Cost Control Is a System (Not a Spreadsheet)
- Scope control: changes must be written and cost-coded (site instructions and variations are cost documents).
- Approval workflow: define who can authorise spend and at what thresholds.
- Commitment visibility: if it’s not committed, it’s invisible until the invoice arrives.
- Variance discipline: every variance gets a reason and an action, not just a number.
Common Variance Triggers
- Substitution drift: “small upgrades” that were never formally varied.
- Rework: defects and damage (often a process failure, not a trade failure).

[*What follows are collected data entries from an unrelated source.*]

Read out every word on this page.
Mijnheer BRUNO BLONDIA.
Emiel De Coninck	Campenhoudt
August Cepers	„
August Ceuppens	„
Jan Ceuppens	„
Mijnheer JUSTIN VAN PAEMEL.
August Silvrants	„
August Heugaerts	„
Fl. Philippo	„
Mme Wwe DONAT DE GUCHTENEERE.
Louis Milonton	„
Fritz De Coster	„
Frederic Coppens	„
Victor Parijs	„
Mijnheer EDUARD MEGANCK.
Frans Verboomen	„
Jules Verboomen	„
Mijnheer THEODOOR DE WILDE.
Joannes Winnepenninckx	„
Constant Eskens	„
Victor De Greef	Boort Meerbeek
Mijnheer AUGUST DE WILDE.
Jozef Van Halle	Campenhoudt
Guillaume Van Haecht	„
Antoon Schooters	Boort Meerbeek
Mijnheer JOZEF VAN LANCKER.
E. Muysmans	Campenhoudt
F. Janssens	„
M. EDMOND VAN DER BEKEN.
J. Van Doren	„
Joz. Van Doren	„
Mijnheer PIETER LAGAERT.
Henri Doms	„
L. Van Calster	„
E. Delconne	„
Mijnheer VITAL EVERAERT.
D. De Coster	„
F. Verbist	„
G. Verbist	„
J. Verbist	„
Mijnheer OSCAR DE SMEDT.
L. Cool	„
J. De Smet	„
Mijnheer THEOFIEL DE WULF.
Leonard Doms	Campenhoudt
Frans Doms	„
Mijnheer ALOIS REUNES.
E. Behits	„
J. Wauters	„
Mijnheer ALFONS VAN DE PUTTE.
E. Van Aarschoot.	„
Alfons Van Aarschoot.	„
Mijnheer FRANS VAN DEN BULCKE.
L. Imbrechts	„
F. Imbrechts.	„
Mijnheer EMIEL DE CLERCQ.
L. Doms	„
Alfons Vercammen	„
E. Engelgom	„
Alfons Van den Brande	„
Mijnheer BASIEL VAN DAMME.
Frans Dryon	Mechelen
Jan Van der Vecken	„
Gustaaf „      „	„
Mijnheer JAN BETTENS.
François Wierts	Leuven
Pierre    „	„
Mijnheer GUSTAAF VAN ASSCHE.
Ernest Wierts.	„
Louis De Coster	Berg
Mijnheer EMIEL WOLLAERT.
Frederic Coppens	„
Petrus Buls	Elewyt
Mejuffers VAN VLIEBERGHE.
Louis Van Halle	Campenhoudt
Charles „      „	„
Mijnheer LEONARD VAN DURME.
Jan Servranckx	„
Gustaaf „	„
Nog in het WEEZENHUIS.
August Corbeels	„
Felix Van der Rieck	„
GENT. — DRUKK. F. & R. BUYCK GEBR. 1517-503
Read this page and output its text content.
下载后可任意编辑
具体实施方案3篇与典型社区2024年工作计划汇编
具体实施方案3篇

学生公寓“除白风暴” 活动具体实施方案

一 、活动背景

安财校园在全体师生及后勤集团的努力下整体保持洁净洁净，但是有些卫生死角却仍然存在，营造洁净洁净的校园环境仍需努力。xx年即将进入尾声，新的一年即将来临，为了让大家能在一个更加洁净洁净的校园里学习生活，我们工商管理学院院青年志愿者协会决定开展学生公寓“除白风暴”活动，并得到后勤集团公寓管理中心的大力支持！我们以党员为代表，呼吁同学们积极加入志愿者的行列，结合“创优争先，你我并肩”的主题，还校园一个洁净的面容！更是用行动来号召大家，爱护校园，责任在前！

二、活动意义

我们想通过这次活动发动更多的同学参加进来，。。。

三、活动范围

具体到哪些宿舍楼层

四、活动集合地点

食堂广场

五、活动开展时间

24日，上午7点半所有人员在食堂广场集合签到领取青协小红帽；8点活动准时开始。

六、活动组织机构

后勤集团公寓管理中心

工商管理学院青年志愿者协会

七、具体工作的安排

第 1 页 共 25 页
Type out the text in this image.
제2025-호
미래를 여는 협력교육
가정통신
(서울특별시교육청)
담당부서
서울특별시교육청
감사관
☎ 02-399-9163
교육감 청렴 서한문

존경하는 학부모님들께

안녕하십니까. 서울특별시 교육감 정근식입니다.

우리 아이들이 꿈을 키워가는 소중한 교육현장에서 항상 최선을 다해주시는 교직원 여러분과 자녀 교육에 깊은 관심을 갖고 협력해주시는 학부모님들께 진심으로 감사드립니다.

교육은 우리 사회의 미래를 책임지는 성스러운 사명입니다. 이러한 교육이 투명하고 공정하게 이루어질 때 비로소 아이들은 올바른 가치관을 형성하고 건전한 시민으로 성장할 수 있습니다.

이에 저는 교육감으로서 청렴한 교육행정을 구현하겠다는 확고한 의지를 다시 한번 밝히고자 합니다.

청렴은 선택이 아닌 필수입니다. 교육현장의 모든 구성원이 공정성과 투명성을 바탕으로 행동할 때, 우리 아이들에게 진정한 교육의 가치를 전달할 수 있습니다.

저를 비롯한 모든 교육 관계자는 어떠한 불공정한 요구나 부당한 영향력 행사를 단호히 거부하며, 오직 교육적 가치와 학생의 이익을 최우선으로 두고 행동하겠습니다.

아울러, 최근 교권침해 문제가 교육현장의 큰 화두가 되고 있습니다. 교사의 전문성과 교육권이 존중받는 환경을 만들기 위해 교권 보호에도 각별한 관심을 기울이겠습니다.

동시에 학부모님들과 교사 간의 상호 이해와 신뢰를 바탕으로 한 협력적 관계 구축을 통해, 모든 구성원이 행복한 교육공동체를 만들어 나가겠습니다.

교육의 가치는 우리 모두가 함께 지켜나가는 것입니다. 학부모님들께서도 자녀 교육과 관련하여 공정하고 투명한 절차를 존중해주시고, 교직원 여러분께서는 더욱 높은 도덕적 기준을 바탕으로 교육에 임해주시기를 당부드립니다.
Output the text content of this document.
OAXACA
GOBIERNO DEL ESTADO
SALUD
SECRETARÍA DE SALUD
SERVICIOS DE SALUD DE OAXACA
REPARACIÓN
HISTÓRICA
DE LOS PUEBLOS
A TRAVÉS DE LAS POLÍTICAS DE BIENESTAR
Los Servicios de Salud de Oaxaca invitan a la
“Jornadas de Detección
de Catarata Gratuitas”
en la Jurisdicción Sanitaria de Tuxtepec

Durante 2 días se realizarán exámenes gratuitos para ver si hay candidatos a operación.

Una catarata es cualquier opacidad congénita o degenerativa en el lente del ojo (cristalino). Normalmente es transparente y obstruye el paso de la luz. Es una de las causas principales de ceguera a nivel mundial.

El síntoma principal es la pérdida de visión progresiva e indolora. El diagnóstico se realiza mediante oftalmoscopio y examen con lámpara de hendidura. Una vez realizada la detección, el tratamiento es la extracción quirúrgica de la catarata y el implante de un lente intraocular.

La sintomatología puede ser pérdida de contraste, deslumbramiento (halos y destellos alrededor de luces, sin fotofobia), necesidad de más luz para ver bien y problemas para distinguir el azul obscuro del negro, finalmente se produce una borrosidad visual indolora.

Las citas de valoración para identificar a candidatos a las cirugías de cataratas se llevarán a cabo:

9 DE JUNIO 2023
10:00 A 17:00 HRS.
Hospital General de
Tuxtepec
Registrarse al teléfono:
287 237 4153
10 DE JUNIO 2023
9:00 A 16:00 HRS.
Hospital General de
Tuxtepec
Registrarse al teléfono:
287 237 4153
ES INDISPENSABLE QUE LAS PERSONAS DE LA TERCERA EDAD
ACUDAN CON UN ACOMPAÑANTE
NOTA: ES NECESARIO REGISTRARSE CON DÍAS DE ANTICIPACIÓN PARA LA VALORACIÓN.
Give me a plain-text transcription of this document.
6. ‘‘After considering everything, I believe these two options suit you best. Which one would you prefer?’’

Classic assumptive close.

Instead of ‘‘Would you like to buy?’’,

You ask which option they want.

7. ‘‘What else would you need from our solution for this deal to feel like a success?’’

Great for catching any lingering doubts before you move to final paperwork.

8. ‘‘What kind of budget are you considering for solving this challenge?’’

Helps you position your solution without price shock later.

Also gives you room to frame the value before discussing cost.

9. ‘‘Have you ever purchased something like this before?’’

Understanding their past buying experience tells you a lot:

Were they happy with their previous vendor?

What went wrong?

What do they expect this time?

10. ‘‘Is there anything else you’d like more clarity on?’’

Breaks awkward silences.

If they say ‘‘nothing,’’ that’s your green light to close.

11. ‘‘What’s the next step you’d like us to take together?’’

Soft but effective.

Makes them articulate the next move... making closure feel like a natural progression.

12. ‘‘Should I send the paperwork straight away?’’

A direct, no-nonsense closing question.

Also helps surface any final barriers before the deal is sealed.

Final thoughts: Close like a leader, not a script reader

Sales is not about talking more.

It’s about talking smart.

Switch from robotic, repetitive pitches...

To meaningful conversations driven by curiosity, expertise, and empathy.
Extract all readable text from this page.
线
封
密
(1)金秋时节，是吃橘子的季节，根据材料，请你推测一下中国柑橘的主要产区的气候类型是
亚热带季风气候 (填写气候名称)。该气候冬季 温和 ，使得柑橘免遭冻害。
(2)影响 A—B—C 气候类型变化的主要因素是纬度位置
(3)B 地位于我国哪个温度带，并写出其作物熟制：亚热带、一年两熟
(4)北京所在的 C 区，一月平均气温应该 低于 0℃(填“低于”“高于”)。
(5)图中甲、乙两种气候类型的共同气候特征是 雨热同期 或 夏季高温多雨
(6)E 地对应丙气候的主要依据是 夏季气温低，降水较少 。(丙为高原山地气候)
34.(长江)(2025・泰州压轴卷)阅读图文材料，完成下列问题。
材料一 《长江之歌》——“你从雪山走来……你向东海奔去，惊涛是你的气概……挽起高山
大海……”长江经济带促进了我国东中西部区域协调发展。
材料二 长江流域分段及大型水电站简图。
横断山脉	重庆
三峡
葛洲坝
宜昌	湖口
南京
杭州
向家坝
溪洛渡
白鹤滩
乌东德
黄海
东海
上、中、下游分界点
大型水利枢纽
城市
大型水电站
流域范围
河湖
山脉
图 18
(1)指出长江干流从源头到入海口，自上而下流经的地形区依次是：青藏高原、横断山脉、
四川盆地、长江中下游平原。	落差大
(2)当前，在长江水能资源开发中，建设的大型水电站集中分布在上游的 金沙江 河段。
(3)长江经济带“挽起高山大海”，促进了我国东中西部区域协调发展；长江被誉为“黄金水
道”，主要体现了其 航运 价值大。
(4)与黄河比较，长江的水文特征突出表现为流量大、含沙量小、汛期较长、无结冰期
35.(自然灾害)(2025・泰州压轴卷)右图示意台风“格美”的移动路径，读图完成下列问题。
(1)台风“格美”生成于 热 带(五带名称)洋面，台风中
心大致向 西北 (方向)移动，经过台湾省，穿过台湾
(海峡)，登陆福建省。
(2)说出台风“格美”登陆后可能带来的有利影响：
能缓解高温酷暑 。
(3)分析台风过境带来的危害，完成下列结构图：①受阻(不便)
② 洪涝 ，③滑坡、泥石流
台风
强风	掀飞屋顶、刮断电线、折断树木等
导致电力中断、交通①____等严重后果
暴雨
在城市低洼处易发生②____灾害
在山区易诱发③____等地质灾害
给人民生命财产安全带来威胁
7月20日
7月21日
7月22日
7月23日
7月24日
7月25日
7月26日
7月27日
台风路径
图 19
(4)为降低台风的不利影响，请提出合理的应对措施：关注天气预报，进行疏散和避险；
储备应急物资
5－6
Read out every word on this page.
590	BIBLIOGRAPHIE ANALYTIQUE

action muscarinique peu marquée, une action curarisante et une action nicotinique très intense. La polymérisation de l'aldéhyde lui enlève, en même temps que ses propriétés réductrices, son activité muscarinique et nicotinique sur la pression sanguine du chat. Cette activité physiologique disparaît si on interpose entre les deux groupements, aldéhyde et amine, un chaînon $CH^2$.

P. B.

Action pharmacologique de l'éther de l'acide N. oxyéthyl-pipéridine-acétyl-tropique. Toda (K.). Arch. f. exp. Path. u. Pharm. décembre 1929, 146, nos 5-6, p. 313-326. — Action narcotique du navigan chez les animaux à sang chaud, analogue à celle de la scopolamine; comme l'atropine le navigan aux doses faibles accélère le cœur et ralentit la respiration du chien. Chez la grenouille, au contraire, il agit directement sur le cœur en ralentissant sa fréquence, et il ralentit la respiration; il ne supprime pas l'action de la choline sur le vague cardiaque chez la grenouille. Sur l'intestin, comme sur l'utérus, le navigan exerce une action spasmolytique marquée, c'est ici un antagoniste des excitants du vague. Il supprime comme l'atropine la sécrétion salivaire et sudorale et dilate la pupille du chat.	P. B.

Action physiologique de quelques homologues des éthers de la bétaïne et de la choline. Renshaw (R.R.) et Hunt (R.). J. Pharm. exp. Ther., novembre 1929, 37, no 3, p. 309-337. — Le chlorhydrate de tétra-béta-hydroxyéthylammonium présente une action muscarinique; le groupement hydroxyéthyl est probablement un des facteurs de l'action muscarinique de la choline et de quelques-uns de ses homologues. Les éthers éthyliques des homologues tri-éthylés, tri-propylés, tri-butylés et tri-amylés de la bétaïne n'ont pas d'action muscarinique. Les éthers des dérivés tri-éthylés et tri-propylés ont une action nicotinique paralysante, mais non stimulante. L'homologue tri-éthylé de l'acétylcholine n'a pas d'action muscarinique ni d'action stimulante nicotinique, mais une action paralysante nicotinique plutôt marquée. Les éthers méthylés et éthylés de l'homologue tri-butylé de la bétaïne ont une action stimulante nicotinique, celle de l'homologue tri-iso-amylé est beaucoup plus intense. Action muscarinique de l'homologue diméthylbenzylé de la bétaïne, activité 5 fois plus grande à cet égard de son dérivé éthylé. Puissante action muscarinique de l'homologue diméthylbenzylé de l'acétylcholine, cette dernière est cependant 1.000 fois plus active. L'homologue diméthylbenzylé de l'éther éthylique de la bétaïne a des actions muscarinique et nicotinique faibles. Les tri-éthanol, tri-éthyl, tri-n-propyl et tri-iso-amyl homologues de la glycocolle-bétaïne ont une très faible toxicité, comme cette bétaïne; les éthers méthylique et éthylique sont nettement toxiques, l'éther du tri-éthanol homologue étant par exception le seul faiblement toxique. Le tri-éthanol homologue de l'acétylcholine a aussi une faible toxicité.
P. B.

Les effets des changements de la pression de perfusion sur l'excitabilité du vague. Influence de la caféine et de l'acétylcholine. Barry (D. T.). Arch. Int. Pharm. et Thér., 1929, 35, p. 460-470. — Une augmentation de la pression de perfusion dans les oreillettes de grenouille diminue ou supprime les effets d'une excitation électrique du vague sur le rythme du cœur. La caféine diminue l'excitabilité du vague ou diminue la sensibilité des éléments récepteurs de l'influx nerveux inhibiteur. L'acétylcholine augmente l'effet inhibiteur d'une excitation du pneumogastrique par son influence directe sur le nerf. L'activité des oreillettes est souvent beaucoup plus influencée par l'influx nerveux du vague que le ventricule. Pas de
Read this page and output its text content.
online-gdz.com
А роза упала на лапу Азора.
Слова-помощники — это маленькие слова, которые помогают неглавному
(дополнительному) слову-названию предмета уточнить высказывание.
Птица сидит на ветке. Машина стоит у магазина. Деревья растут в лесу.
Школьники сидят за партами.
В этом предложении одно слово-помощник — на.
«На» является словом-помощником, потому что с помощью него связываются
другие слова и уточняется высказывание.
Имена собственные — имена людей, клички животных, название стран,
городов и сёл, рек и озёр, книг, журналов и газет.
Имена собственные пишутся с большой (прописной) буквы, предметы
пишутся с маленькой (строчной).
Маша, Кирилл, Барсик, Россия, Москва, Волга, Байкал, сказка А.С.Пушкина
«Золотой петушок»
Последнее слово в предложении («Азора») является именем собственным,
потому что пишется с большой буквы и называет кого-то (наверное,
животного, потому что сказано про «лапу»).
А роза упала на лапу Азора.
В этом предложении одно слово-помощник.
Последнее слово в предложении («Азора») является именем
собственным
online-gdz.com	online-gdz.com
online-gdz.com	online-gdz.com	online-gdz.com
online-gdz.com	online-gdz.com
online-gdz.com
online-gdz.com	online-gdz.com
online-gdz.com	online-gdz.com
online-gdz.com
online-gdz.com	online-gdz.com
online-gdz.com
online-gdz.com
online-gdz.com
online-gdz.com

- Productivity loss: stacking trades, poor access, late information.
- Freight and handling: double-handling due to poor laydown planning.
Builder’s Weekly Review (15 Minutes)
- Top 5 cost codes by forecast overspend.
- Top 5 pending variations / claims not yet approved.
- Procurement risks (lead times, deposits, supplier performance).
- Actions with owners and dates.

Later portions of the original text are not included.